Thursday, May 25, 2006

Voyager 2 Detects Odd Shape of Solar System's Edge

Voyager 2 could pass beyond the outermost layer of our solar system, called the "termination shock," sometime within the next year, NASA scientists announced at a media teleconference.

The milestone, which comes about a year after Voyager 1's crossing, comes earlier than expected and suggests to scientists that the edge of the shock is about one billion miles closer to the Sun in the southern region of the solar system than in the north.

This implies that the heliosphere, a spherical bubble of charged low-energy particles created by our Sun's solar wind, is irregularly shaped, bulging in the northern hemisphere and pressed inward in the south.

Scientists determined that Voyager 1 was approaching the termination shock when it began detecting charged particles that were being pushed back toward the Sun by charged particles coming from outside our solar system.
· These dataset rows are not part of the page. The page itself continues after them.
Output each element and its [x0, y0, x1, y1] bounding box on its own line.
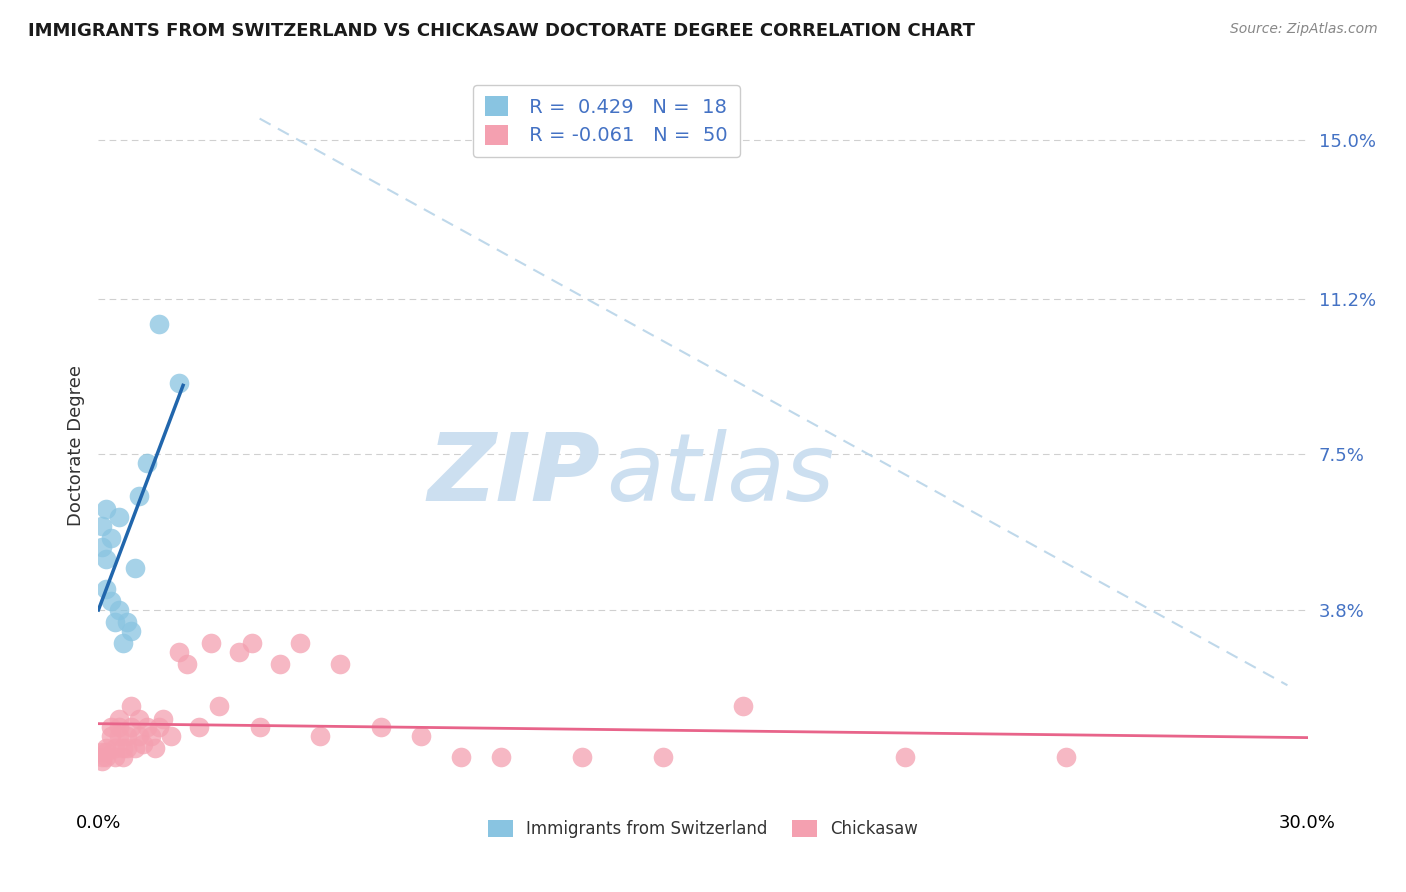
Point	[91, 754, 114, 768]
Point	[160, 729, 183, 743]
Point	[100, 720, 122, 734]
Point	[91, 540, 114, 554]
Text: Source: ZipAtlas.com: Source: ZipAtlas.com	[1230, 22, 1378, 37]
Point	[91, 749, 114, 764]
Point	[115, 615, 138, 630]
Point	[651, 749, 673, 764]
Point	[200, 636, 222, 650]
Point	[100, 729, 122, 743]
Point	[409, 729, 432, 743]
Point	[103, 615, 125, 630]
Point	[450, 749, 472, 764]
Point	[571, 749, 593, 764]
Y-axis label: Doctorate Degree: Doctorate Degree	[66, 366, 84, 526]
Point	[100, 532, 122, 546]
Point	[96, 502, 118, 516]
Point	[96, 749, 118, 764]
Point	[152, 712, 174, 726]
Point	[176, 657, 198, 672]
Point	[124, 560, 146, 574]
Point	[128, 729, 150, 743]
Point	[115, 729, 138, 743]
Point	[96, 552, 118, 566]
Point	[107, 712, 129, 726]
Point	[893, 749, 915, 764]
Point	[120, 699, 142, 714]
Point	[91, 518, 114, 533]
Point	[107, 729, 129, 743]
Point	[135, 720, 157, 734]
Point	[111, 636, 134, 650]
Text: atlas: atlas	[606, 429, 835, 520]
Legend: Immigrants from Switzerland, Chickasaw: Immigrants from Switzerland, Chickasaw	[481, 813, 925, 845]
Point	[188, 720, 211, 734]
Point	[733, 699, 755, 714]
Point	[107, 720, 129, 734]
Point	[135, 456, 157, 470]
Point	[111, 749, 134, 764]
Point	[132, 737, 155, 751]
Point	[208, 699, 231, 714]
Point	[96, 746, 118, 760]
Point	[329, 657, 352, 672]
Text: IMMIGRANTS FROM SWITZERLAND VS CHICKASAW DOCTORATE DEGREE CORRELATION CHART: IMMIGRANTS FROM SWITZERLAND VS CHICKASAW…	[28, 22, 976, 40]
Point	[288, 636, 311, 650]
Point	[103, 749, 125, 764]
Point	[107, 603, 129, 617]
Point	[115, 741, 138, 756]
Point	[120, 624, 142, 638]
Point	[107, 510, 129, 524]
Point	[148, 318, 170, 332]
Point	[128, 489, 150, 503]
Point	[228, 645, 250, 659]
Point	[139, 729, 162, 743]
Point	[128, 712, 150, 726]
Point	[143, 741, 166, 756]
Point	[491, 749, 513, 764]
Point	[103, 741, 125, 756]
Point	[240, 636, 263, 650]
Point	[120, 720, 142, 734]
Point	[100, 594, 122, 608]
Point	[167, 645, 190, 659]
Point	[269, 657, 291, 672]
Point	[111, 741, 134, 756]
Text: ZIP: ZIP	[427, 428, 600, 521]
Point	[96, 741, 118, 756]
Point	[249, 720, 271, 734]
Point	[370, 720, 392, 734]
Point	[96, 582, 118, 596]
Point	[167, 376, 190, 390]
Point	[309, 729, 332, 743]
Point	[1054, 749, 1077, 764]
Point	[124, 741, 146, 756]
Point	[148, 720, 170, 734]
Point	[91, 746, 114, 760]
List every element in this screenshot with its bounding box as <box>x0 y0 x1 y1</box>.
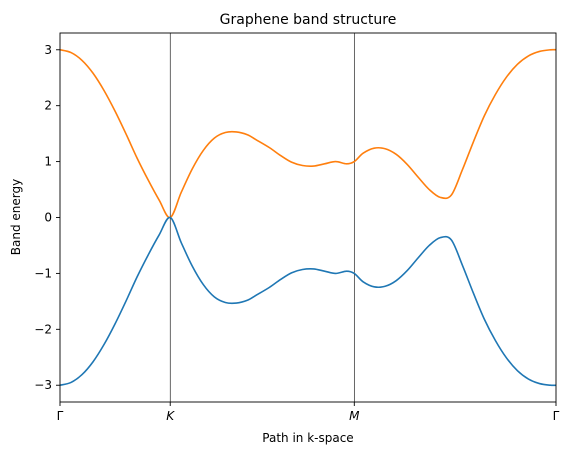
y-tick-label-6: 3 <box>44 43 52 57</box>
y-tick-label-2: −1 <box>34 266 52 280</box>
y-axis-label: Band energy <box>9 179 23 255</box>
plot-frame <box>60 33 556 402</box>
x-tick-label-3: Γ <box>553 409 560 423</box>
y-tick-label-0: −3 <box>34 378 52 392</box>
plot-area: −3 −2 −1 0 1 2 3 Γ K M Γ <box>34 33 559 423</box>
x-tick-label-2: M <box>349 409 360 423</box>
y-tick-label-1: −2 <box>34 322 52 336</box>
y-tick-label-4: 1 <box>44 155 52 169</box>
x-tick-label-0: Γ <box>57 409 64 423</box>
x-tick-label-1: K <box>166 409 175 423</box>
band-line-1 <box>60 217 556 385</box>
band-line-0 <box>60 50 556 218</box>
x-axis-label: Path in k-space <box>262 431 353 445</box>
y-tick-label-5: 2 <box>44 99 52 113</box>
y-tick-label-3: 0 <box>44 211 52 225</box>
chart-title: Graphene band structure <box>220 12 397 28</box>
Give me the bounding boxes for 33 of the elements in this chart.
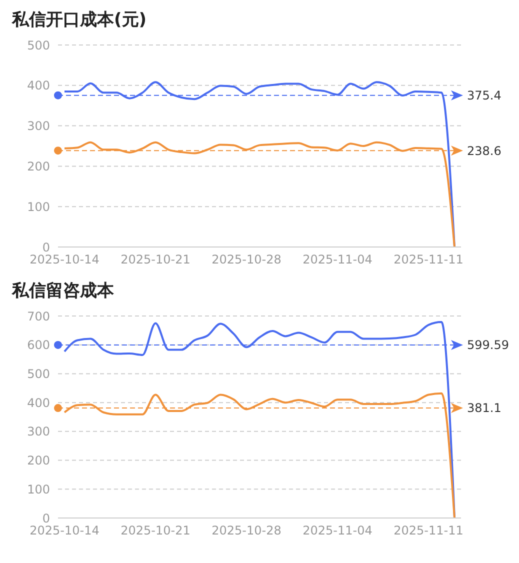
y-tick-label: 300 xyxy=(27,119,50,134)
x-tick-label: 2025-11-04 xyxy=(302,524,372,538)
y-tick-label: 400 xyxy=(27,396,50,410)
chart-title: 私信开口成本(元) xyxy=(12,9,148,31)
y-tick-label: 100 xyxy=(27,482,50,496)
x-tick-label: 2025-10-28 xyxy=(212,252,282,267)
x-tick-label: 2025-10-21 xyxy=(120,252,190,267)
chart-title: 私信留咨成本 xyxy=(12,280,115,302)
x-tick-label: 2025-11-11 xyxy=(394,252,464,267)
x-tick-label: 2025-10-14 xyxy=(30,524,100,538)
y-tick-label: 700 xyxy=(27,309,50,324)
y-tick-label: 500 xyxy=(27,38,50,52)
x-tick-label: 2025-11-11 xyxy=(394,524,464,538)
y-tick-label: 0 xyxy=(42,240,50,254)
line-series xyxy=(64,141,456,247)
ref-line-label: 381.1 xyxy=(467,401,502,416)
x-tick-label: 2025-10-21 xyxy=(120,524,190,538)
line-series xyxy=(64,81,456,247)
y-tick-label: 400 xyxy=(27,78,50,93)
x-tick-label: 2025-10-14 xyxy=(30,252,100,267)
ref-line-label: 238.6 xyxy=(467,144,502,158)
ref-line-label: 375.4 xyxy=(467,88,502,103)
y-tick-label: 200 xyxy=(27,159,50,174)
y-tick-label: 200 xyxy=(27,454,50,468)
y-tick-label: 100 xyxy=(27,200,50,214)
y-tick-label: 300 xyxy=(27,424,50,439)
x-tick-label: 2025-10-28 xyxy=(212,524,282,538)
line-series xyxy=(64,392,456,518)
ref-line-label: 599.59 xyxy=(467,338,509,352)
y-tick-label: 500 xyxy=(27,366,50,381)
y-tick-label: 0 xyxy=(42,511,50,526)
y-tick-label: 600 xyxy=(27,338,50,352)
x-tick-label: 2025-11-04 xyxy=(302,252,372,267)
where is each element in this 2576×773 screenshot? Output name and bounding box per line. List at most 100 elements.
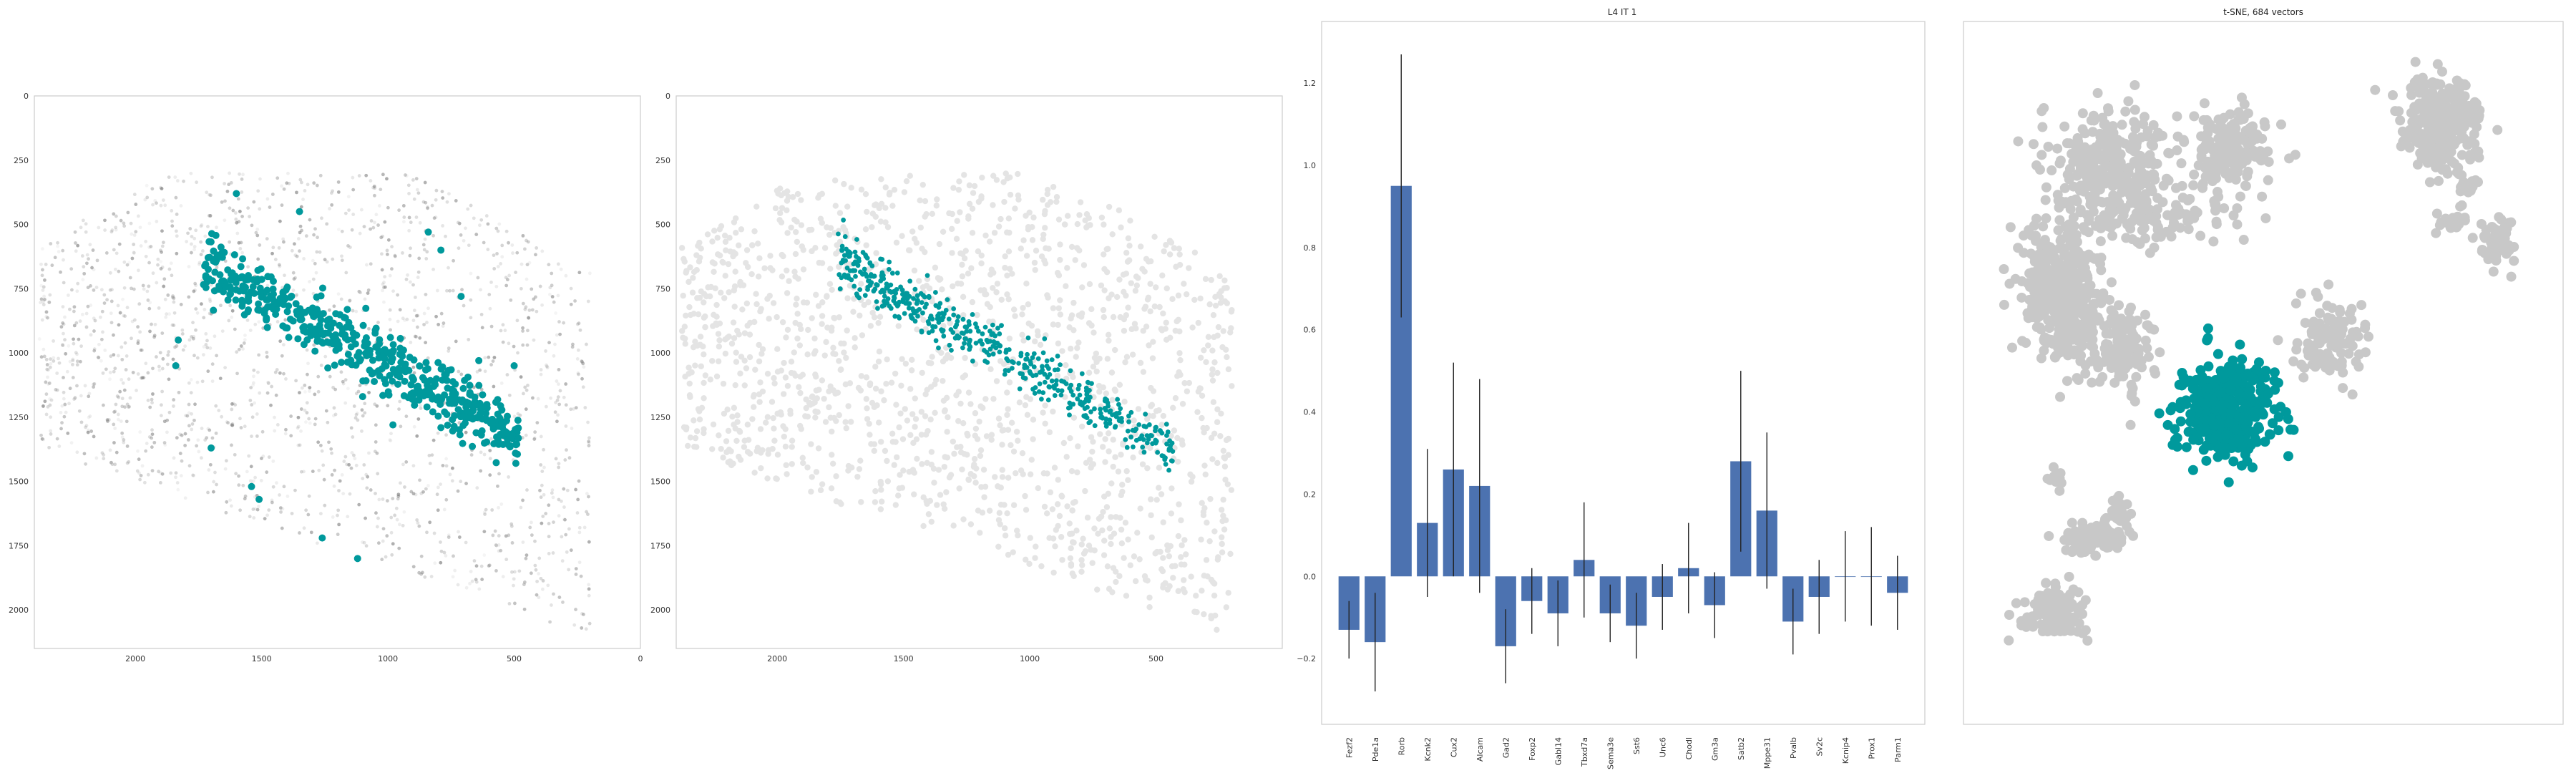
- cluster-point: [952, 335, 958, 341]
- cell-point: [540, 249, 545, 253]
- cell-point: [529, 571, 533, 575]
- cell-point: [271, 459, 275, 463]
- cluster-point: [997, 342, 1002, 348]
- cell-point: [1076, 247, 1083, 254]
- tsne-point: [2085, 196, 2096, 207]
- cell-point: [845, 403, 852, 409]
- cell-point: [137, 302, 142, 306]
- cell-point: [332, 414, 336, 418]
- cluster-point: [975, 329, 981, 334]
- cell-point: [1130, 454, 1136, 461]
- cell-point: [389, 515, 394, 520]
- cell-point: [971, 461, 977, 468]
- cell-point: [194, 283, 198, 288]
- cell-point: [1146, 342, 1152, 349]
- cell-point: [336, 228, 341, 232]
- cell-point: [556, 413, 560, 417]
- cluster-point: [1124, 444, 1130, 450]
- cell-point: [265, 237, 269, 240]
- cell-point: [1015, 196, 1022, 203]
- cell-point: [421, 243, 426, 247]
- cell-point: [462, 303, 466, 308]
- cell-point: [909, 356, 915, 363]
- cluster-point: [318, 284, 326, 292]
- cell-point: [333, 468, 337, 472]
- cell-point: [811, 335, 818, 342]
- cell-point: [749, 416, 756, 422]
- cell-point: [416, 325, 419, 329]
- tsne-point: [2436, 67, 2447, 77]
- cell-point: [869, 210, 877, 217]
- cell-point: [780, 253, 786, 260]
- cell-point: [162, 419, 167, 424]
- cell-point: [720, 454, 726, 461]
- cell-point: [1228, 487, 1235, 493]
- cell-point: [412, 371, 416, 375]
- cluster-point: [437, 424, 445, 432]
- cell-point: [439, 540, 442, 544]
- cell-point: [351, 213, 356, 216]
- cell-point: [1005, 427, 1012, 433]
- cell-point: [680, 292, 686, 299]
- cell-point: [483, 369, 487, 374]
- cluster-point: [1046, 384, 1052, 389]
- cell-point: [745, 437, 752, 443]
- cell-point: [413, 334, 417, 339]
- cell-point: [220, 414, 224, 419]
- cell-point: [173, 345, 177, 349]
- bar-chart-bars: [1338, 54, 1908, 692]
- cell-point: [479, 564, 484, 568]
- tsne-point: [2108, 127, 2119, 138]
- cell-point: [928, 449, 935, 455]
- cell-point: [388, 308, 392, 312]
- cell-point: [224, 459, 228, 463]
- cell-point: [390, 245, 394, 249]
- cluster-point: [1078, 399, 1083, 405]
- cell-point: [206, 369, 210, 374]
- cell-point: [60, 343, 64, 347]
- tsne-point: [2410, 105, 2421, 116]
- cell-point: [700, 343, 706, 350]
- cell-point: [146, 298, 150, 302]
- cell-point: [551, 551, 555, 555]
- cell-point: [1013, 470, 1019, 477]
- cell-point: [247, 454, 251, 458]
- cell-point: [87, 257, 90, 261]
- cluster-point: [897, 315, 902, 321]
- cell-point: [856, 466, 863, 472]
- cell-point: [1209, 456, 1216, 462]
- cell-point: [172, 311, 177, 315]
- cluster-point: [869, 263, 875, 268]
- cluster-point: [488, 418, 496, 426]
- y-tick-label: 1250: [9, 413, 29, 422]
- cell-point: [402, 215, 406, 219]
- cell-point: [373, 186, 377, 190]
- cell-point: [223, 199, 227, 203]
- cell-point: [255, 233, 260, 238]
- cluster-outlier-point: [437, 246, 445, 254]
- cluster-point: [1141, 449, 1147, 455]
- cell-point: [332, 406, 336, 410]
- cluster-point: [911, 296, 916, 301]
- cell-point: [291, 271, 296, 275]
- tsne-point: [2260, 213, 2271, 223]
- cell-point: [705, 284, 711, 291]
- cell-point: [241, 483, 245, 487]
- cell-point: [189, 391, 193, 395]
- cell-point: [547, 503, 551, 507]
- cell-point: [157, 306, 161, 310]
- cell-point: [681, 324, 688, 330]
- cell-point: [1174, 458, 1181, 465]
- cell-point: [147, 245, 152, 249]
- cell-point: [1171, 427, 1178, 434]
- cell-point: [265, 355, 269, 359]
- cell-point: [878, 200, 885, 208]
- cell-point: [1040, 409, 1046, 416]
- cell-point: [733, 359, 740, 365]
- cell-point: [509, 522, 514, 526]
- cell-point: [236, 197, 240, 201]
- cell-point: [283, 318, 288, 322]
- cell-point: [217, 409, 221, 412]
- tsne-point: [2093, 149, 2104, 160]
- cell-point: [1064, 265, 1070, 271]
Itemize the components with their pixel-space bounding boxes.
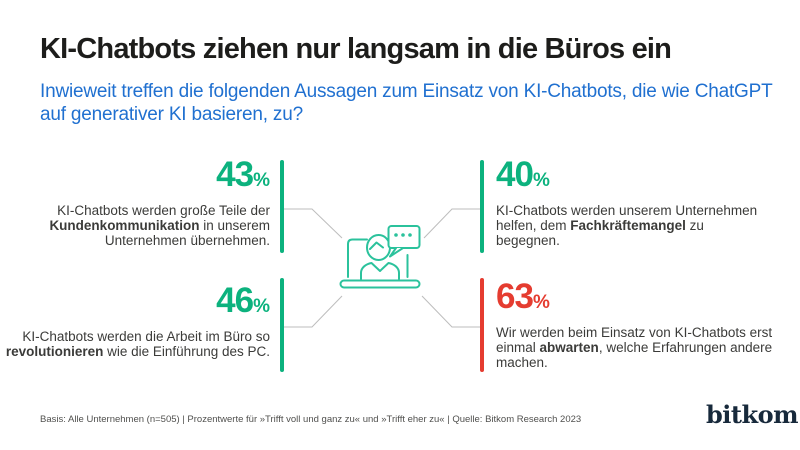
stat-value: 43% <box>35 157 270 199</box>
statement-bold: Kundenkommunikation <box>49 218 200 233</box>
stat-number: 40 <box>496 155 534 194</box>
statement-part: , welche Erfahrungen andere machen. <box>496 340 773 370</box>
accent-bar-bottom-left <box>280 278 284 372</box>
statement-part: KI-Chatbots werden die Arbeit im Büro so <box>22 329 270 344</box>
stat-number: 43 <box>216 155 254 194</box>
statement-part: Wir werden beim Einsatz von KI-Chatbots … <box>496 325 773 355</box>
stat-statement: KI-Chatbots werden die Arbeit im Büro so… <box>5 329 270 359</box>
page-title: KI-Chatbots ziehen nur langsam in die Bü… <box>40 33 672 65</box>
stat-statement: KI-Chatbots werden große Teile der Kunde… <box>35 203 270 248</box>
stat-block-abwarten: 63% Wir werden beim Einsatz von KI-Chatb… <box>496 279 781 371</box>
statement-part: wie die Einführung des PC. <box>103 344 270 359</box>
accent-bar-bottom-right <box>480 278 484 372</box>
stat-statement: Wir werden beim Einsatz von KI-Chatbots … <box>496 325 781 370</box>
statement-part: zu begegnen. <box>496 218 704 248</box>
person-shoulders <box>360 262 400 280</box>
statement-part: KI-Chatbots werden große Teile der <box>57 203 270 218</box>
stat-value: 46% <box>5 283 270 325</box>
connector-top-left <box>284 208 343 239</box>
source-note: Basis: Alle Unternehmen (n=505) | Prozen… <box>40 414 582 425</box>
stat-number: 46 <box>216 281 254 320</box>
stat-block-kundenkommunikation: 43% KI-Chatbots werden große Teile der K… <box>35 157 270 249</box>
statement-bold: abwarten <box>539 340 599 355</box>
connector-bottom-right <box>421 295 480 328</box>
statement-bold: revolutionieren <box>5 344 104 359</box>
stat-value: 63% <box>496 279 781 321</box>
connector-top-right <box>423 208 480 239</box>
person-chat-laptop-icon <box>338 222 422 297</box>
accent-bar-top-right <box>480 160 484 253</box>
chat-bubble <box>387 225 421 249</box>
stat-statement: KI-Chatbots werden unserem Unternehmen h… <box>496 203 764 248</box>
survey-question: Inwieweit treffen die folgenden Aussagen… <box>40 81 773 125</box>
stat-block-revolutionieren: 46% KI-Chatbots werden die Arbeit im Bür… <box>5 283 270 360</box>
percent-sign: % <box>253 296 270 317</box>
chat-bubble-dots <box>394 233 412 237</box>
percent-sign: % <box>532 170 550 191</box>
connector-bottom-left <box>284 295 343 328</box>
stat-block-fachkraeftemangel: 40% KI-Chatbots werden unserem Unternehm… <box>496 157 764 249</box>
accent-bar-top-left <box>280 160 284 253</box>
laptop-base <box>339 279 421 289</box>
chat-bubble-tail <box>389 247 404 258</box>
percent-sign: % <box>253 170 270 191</box>
laptop-screen-left <box>347 238 368 278</box>
statement-bold: Fachkräftemangel <box>570 218 686 233</box>
percent-sign: % <box>532 292 550 313</box>
statement-part: KI-Chatbots werden unserem Unternehmen h… <box>496 203 758 233</box>
stat-value: 40% <box>496 157 764 199</box>
statement-part: in unserem Unternehmen übernehmen. <box>104 218 270 248</box>
stat-number: 63 <box>496 277 534 316</box>
bitkom-logo: bitkom <box>705 400 799 429</box>
person-hair-fringe <box>369 241 384 250</box>
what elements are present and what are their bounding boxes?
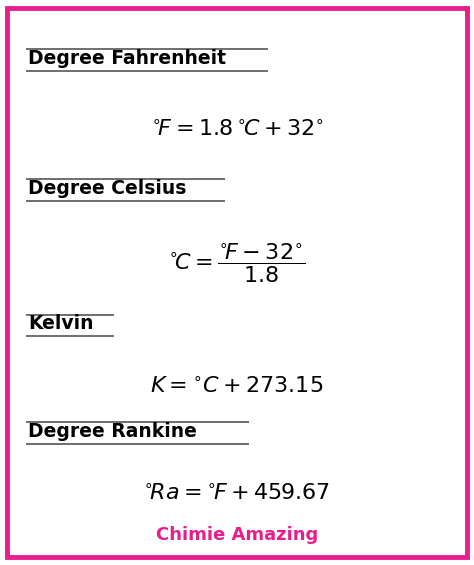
Text: Chimie Amazing: Chimie Amazing (156, 525, 318, 544)
Text: $^{\circ}\!C = \dfrac{^{\circ}\!F - 32^{\circ}}{1.8}$: $^{\circ}\!C = \dfrac{^{\circ}\!F - 32^{… (168, 241, 306, 285)
Text: $^{\circ}\!Ra = ^{\circ}\!F + 459.67$: $^{\circ}\!Ra = ^{\circ}\!F + 459.67$ (144, 484, 330, 505)
Text: Degree Celsius: Degree Celsius (28, 179, 187, 198)
Text: $K =^{\circ} C + 273.15$: $K =^{\circ} C + 273.15$ (150, 377, 324, 397)
Text: Degree Rankine: Degree Rankine (28, 421, 197, 441)
Text: $^{\circ}\!F = 1.8\,^{\circ}\!C + 32^{\circ}$: $^{\circ}\!F = 1.8\,^{\circ}\!C + 32^{\c… (151, 120, 323, 140)
FancyBboxPatch shape (7, 8, 467, 557)
Text: Degree Fahrenheit: Degree Fahrenheit (28, 49, 227, 68)
Text: Kelvin: Kelvin (28, 314, 94, 333)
This occurred when Voyager 1 was about 85 AU from the Sun.

One AU is the distance between the Earth and the Sun, or 93 million miles.

In contrast, Voyager 2 began detecting returning particles while only 76 AU from the Sun.

"This tells us that the shock down where Voyager 2 is must be closer the sun than where Voyager 1 is," said Ed Stone, Voyager project scientist at the California Institute of Technology in Pasadena.

The researchers think that the heliosphere's asymmetry might be due to a weak interstellar magnetic field pressing inward on the southern hemisphere.

"The [magnetic] field is only 1/100,000 of the field on the Earth's surface, but it's over such a large area and pushing on such a faint gas that it can actually push the shock about a billion miles in," Stone explained.

Both Voyager spacecrafts were launched from Cape Canaveral Air Force Station in Florida: Voyager 2 headed out on Aug. 20, 1977, Voyager 1 on Sept. 5, 1977.

Currently, Voyager 1 is about 9.1 billion miles from the Sun and traveling at a speed of 3.6 A U per year while Voyager 2 is about 7.3 billion miles away and moving at about 3.3 AU per year.